Esta pandemia nos ha mostrado la cara oculta de esa luna a la que habíamos llegado en este cambio de época. Hemos descubierto que hemos perdido el gusto por la lectura, y ya hemos olvidado los juegos de mesa. Hemos aprendido a enviar cortos mensajes a nuestros contactos lejanos, pero no sabemos dialogar con los más cercanos.

De paso, tal vez hayamos redescubierto lo que significa participar en la liturgia, celebrar la eucaristía y los demás sacramentos. Algunas personas han vivido el dolor de dar sepultura apresurada a sus seres queridos. Y tal vez hemos recordado las oraciones que en otros tiempos iban ritmando nuestros pasos por el camino de la fe.

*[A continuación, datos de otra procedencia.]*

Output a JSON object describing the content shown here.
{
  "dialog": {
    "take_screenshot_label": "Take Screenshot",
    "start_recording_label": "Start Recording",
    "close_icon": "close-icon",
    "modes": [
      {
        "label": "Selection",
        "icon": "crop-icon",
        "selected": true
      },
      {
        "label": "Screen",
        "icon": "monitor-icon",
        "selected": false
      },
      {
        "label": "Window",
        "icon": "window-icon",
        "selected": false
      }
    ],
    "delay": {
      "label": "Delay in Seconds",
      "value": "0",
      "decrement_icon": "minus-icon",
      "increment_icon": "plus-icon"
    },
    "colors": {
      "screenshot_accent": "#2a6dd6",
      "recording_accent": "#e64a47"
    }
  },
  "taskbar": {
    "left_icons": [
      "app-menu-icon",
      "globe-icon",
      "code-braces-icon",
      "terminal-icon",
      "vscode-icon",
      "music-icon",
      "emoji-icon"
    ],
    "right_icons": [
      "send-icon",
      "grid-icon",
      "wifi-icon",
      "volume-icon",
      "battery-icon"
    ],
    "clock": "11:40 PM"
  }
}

Esa fe nos dice que Dios nos habla a través de los acontecimientos de la historia. Jesús sabía que las gentes llegan a adivinar el tiempo atmosférico. “El cielo está rojo al atardecer, así que mañana habrá buen tiempo”. Sin embargo, se lamentaba él de que sus vecinos no supieran leer las señales del tiempo histórico.

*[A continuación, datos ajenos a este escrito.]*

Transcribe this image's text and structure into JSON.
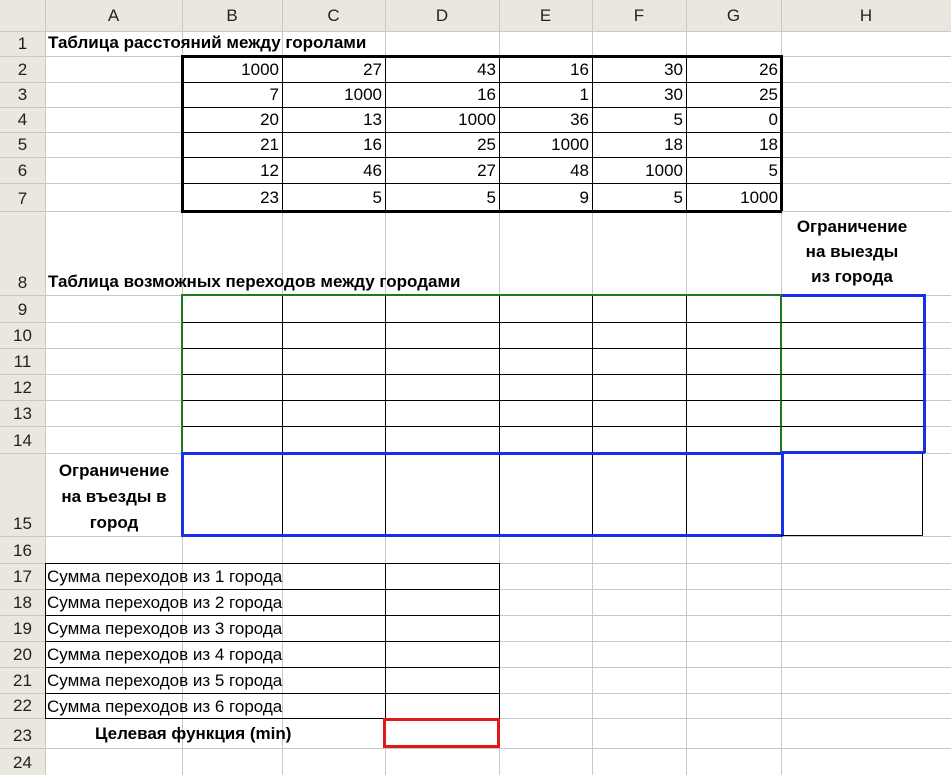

Pues bien, también la aparición de algo tan insignificante como un virus puede ser considerada como uno de esos signos de los tiempos. Es un desafío para científicos y políticos. Pero es también una advertencia para creyentes y no creyentes. Ante un evento de esta magnitud todos podemos y debemos preguntarnos cuál es el sentido de la vida.

De todas formas, ha debido de quedar muy claro lo que nos advertía un viejo refrán: “El hombre propone y Dios dispone”. Todos los compromisos que hemos visto cancelados nos enseñan que no somos tan imprescindibles como creíamos. Y, sobre todo, nos invitan a confesar que solo Dios es Dios.